Oliver Wyman Partner Patrick Barlow centers his strategy work on helping organizations drive success in their value-based health initiatives. Below he offers his perspective on why some ACOs have failed to generate anticipated cost savings while others are moving forward:
CMS recently announced a bold pledge to drive 50% of provider payments into value-based models, such as ACOs, by 2018. Likewise, a private sector consortium known as the Health Care Transformation Task Force, consisting of a number of large health plans and provider systems, further upped the ante by setting a target of moving 75% of their businesses into value-based arrangements by 2020. These highly visible commitments confirm that healthcare’s transformation to value is not only here to stay, but is accelerating.

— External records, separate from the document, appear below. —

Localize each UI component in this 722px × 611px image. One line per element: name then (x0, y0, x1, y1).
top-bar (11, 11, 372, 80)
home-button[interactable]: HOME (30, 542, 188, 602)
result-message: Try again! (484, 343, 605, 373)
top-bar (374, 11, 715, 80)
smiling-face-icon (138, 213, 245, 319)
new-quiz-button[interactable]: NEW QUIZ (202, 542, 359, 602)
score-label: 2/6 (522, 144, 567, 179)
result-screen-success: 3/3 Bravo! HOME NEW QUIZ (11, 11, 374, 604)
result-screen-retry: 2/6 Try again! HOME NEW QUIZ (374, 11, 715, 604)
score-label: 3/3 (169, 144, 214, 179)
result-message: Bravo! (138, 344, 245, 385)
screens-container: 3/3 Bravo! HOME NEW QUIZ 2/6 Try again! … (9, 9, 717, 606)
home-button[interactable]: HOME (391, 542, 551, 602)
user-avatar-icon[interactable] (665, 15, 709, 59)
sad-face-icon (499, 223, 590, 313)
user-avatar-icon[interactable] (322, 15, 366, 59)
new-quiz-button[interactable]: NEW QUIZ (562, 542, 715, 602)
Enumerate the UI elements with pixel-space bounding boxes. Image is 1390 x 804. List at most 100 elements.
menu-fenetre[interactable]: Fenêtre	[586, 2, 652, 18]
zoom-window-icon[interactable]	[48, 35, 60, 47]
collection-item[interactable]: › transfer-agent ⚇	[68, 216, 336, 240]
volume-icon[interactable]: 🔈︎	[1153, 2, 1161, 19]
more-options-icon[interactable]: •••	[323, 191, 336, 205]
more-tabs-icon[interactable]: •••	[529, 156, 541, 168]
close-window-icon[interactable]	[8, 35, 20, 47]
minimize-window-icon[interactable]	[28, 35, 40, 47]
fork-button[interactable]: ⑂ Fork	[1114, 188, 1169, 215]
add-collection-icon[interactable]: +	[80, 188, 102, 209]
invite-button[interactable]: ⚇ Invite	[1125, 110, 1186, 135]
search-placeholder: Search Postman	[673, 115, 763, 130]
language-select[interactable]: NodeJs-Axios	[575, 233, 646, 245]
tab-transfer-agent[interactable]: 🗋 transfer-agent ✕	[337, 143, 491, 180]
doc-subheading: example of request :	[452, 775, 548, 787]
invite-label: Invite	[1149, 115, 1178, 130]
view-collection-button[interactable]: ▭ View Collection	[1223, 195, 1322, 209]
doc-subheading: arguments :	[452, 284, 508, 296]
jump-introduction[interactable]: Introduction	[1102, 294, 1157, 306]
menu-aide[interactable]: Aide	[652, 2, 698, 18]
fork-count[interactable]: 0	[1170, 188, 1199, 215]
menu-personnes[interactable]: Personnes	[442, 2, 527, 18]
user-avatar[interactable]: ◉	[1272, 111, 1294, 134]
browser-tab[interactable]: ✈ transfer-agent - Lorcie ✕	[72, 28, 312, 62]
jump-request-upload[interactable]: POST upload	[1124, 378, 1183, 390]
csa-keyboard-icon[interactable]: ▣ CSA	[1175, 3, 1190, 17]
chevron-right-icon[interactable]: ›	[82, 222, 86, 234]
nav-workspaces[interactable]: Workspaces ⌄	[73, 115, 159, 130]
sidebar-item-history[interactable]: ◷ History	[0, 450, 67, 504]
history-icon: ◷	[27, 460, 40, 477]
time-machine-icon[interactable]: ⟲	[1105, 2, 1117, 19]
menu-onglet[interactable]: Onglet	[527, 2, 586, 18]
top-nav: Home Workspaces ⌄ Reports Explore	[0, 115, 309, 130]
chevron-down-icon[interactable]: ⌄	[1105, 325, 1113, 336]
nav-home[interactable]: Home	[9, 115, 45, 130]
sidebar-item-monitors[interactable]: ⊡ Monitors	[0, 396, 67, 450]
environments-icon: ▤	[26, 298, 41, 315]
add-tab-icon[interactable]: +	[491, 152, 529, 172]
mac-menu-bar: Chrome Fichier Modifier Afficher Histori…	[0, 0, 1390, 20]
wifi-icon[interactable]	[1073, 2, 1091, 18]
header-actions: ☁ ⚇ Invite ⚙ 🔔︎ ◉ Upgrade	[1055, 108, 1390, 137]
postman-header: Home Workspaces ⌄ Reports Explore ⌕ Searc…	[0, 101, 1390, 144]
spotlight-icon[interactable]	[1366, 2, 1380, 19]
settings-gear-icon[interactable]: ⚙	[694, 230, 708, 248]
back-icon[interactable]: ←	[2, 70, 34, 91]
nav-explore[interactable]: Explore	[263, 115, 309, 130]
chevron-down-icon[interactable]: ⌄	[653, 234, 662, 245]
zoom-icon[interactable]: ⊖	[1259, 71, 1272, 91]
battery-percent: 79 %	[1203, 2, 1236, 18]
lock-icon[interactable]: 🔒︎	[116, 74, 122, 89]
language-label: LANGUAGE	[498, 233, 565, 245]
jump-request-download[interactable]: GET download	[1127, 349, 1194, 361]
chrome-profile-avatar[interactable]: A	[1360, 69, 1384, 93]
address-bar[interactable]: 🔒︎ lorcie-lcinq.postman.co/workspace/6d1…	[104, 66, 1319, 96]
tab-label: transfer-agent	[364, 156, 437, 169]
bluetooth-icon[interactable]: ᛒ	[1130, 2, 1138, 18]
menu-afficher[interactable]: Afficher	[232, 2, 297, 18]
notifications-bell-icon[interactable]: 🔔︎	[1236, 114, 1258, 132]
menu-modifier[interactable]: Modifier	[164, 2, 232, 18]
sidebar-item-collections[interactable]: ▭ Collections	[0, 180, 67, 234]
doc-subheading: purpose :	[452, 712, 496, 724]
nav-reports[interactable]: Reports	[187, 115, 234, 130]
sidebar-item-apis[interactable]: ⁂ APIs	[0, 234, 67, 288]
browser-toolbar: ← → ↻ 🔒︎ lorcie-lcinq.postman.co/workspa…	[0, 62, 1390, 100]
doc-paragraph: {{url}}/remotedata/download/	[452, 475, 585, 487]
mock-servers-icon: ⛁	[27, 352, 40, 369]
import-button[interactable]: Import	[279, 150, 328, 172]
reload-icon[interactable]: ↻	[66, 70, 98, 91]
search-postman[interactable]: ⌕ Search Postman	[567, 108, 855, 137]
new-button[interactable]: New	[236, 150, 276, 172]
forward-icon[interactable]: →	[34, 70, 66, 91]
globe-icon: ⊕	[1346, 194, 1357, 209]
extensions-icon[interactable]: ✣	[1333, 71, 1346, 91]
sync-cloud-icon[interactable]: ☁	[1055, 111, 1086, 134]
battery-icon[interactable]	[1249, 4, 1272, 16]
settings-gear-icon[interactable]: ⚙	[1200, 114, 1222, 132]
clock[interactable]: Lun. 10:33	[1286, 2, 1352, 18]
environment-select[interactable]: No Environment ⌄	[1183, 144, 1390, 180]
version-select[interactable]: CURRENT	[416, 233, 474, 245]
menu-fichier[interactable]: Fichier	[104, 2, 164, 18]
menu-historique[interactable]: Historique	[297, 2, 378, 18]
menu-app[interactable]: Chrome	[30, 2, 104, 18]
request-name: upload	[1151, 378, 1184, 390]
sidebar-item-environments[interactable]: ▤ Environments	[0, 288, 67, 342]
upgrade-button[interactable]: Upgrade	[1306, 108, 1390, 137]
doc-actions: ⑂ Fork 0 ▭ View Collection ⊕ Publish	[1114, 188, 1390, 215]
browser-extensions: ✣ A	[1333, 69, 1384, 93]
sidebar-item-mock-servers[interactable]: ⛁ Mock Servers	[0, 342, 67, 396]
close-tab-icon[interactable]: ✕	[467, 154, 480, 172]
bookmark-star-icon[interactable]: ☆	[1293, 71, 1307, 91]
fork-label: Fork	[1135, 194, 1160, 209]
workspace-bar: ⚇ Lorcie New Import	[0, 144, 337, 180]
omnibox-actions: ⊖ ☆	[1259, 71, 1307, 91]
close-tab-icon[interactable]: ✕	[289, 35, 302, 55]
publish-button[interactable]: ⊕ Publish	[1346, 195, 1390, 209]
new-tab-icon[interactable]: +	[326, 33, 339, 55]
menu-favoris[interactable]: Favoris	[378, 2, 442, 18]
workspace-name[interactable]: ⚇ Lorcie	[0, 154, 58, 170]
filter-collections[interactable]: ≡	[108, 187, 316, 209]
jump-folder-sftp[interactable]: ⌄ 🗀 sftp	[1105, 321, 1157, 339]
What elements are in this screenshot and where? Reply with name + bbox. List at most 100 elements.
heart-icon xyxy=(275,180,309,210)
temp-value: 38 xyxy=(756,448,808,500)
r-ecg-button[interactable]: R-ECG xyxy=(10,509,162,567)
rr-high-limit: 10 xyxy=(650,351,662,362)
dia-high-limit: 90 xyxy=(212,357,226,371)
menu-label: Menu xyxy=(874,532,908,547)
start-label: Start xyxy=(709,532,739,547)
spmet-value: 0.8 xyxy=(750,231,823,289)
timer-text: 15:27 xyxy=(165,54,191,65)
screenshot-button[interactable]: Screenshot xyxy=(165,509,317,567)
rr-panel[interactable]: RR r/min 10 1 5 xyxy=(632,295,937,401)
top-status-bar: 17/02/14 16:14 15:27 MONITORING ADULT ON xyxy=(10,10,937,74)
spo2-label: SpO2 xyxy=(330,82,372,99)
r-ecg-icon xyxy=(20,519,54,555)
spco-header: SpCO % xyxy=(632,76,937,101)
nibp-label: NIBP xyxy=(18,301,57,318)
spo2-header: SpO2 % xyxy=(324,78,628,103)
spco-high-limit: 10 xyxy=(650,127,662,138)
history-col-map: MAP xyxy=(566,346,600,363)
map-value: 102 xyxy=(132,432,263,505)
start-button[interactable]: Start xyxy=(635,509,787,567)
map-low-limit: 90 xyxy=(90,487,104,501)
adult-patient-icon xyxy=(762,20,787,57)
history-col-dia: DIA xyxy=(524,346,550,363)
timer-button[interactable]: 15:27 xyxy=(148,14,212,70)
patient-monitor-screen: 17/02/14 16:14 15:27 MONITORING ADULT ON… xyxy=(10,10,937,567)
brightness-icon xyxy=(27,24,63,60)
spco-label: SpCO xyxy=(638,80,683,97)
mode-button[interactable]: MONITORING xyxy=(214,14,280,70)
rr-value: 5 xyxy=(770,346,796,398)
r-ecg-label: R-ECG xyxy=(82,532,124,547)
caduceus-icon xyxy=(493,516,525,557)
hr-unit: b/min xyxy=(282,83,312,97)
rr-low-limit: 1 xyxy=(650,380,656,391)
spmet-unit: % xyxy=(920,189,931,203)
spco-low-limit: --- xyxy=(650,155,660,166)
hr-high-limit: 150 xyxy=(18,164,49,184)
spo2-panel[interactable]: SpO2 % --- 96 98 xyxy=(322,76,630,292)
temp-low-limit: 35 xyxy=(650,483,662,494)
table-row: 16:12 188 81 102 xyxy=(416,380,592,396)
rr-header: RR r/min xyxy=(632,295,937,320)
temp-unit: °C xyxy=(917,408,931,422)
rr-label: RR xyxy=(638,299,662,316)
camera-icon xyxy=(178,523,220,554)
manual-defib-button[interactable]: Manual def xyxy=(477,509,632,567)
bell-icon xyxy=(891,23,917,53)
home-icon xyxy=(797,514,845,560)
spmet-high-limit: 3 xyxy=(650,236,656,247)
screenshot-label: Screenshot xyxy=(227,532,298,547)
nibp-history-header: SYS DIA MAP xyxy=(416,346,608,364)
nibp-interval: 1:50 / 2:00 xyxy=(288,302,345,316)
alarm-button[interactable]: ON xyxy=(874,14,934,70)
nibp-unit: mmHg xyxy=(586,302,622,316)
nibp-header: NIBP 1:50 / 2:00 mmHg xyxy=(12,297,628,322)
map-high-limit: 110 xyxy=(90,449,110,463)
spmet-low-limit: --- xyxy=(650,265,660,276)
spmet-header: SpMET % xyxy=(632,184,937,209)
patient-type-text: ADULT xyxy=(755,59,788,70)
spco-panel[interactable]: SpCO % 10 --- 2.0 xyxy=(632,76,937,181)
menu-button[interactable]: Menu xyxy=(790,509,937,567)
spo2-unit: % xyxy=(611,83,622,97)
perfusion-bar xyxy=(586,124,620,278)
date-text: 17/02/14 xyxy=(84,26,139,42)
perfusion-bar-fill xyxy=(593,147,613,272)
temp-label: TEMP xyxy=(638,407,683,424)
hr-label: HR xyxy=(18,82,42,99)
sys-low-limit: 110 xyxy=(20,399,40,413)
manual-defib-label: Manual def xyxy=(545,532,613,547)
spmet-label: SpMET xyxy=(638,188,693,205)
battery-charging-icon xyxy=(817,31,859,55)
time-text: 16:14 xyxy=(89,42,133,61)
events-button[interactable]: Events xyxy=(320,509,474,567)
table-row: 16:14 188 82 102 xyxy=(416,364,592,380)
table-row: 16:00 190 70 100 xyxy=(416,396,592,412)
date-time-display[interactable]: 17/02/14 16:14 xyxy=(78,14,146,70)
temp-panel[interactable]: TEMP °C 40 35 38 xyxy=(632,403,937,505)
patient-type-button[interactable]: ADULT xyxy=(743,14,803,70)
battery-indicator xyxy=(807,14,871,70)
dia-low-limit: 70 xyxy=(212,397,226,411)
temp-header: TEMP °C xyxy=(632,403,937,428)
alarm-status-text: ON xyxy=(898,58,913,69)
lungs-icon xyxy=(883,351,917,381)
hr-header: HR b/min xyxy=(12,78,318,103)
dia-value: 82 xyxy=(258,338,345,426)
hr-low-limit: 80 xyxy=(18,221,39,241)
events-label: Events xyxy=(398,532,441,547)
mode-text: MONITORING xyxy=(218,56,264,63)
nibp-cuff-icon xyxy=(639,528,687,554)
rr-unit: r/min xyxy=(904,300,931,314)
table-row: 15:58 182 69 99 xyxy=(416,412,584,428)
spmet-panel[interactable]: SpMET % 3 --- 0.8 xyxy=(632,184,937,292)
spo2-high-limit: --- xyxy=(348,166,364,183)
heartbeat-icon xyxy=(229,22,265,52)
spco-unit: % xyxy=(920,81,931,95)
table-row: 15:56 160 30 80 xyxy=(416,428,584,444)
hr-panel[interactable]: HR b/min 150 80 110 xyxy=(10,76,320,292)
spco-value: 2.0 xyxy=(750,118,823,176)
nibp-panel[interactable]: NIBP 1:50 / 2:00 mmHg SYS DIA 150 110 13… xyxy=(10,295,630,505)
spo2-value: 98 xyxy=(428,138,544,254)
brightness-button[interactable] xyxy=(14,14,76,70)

However, the distribution of this transformational effort remains uneven. While there are some notable progressive leaders driving real change in the market, my team’s observations of the value-based healthcare landscape over the past few years suggest that many entrenched players have favored style over substance, making only token efforts towards value. In a rush to keep pace with market buzz, many traditionally-minded payers and providers scrambled to stand up nominal ACOs and issue press releases signaling that they too were in the value-based game. Several years (and millions of investment dollars) later, many of those same organizations struggle to highlight any real transformation.
There are wonderful examples where the reality of value-based health has actually held true to its promise of sustained quality, real cost savings, effective trend management, and improved patient experience. – Oliver Wyman Partner Patrick Barlow
Behind closed doors, many health plan and health system executives admit that their ACOs have failed to generate the anticipated cost savings, and in many cases ANY savings at all. However, there are wonderful examples where the reality of value-based health has actually held true to its promise of sustained quality, real cost savings, effective trend management, and improved patient experience. As we looked at these success stories, a few common themes emerged, separating them from the pack:
- Providers agree to take downside risk, either as a form of capitation or two-tailed risk sharing
- Risk-bearing entities have an active plan to expediently migrate their entire book of business into value-based arrangements
- Providers have a robust financial understanding of how to successfully shift to value, and a willingness to tackle the disruption required to cannibalize existing profit centers (e.g., procedural specialties) before new ones are fully built
- There is a visible and active clinical leader (or leaders) who can drive cultural change around care delivery and champion organization-wide transformation, rather than allowing population health to be a sideline “experiment”
- Physician compensation models are focused on value creation, rather than traditional production, and line physicians share in value-based success
- Value-based models are actively commercialized and productized to drive member volume, capture market share, and build brand and reputation
- Benefit designs and network models that create strong motivation for members to stay within organized care systems
When these elements come together, value-based models have been shown to produce enhanced quality, a differentiated patient/member experience, and measurable financial savings. With leadership from CMS, consortiums like HCTTF, and progressive payers and providers, transformation success stories will continue to multiply. Will this latest push help catalyze the market towards a more complete transformation to value, or will the traditionalist organization continue to set the pace of change?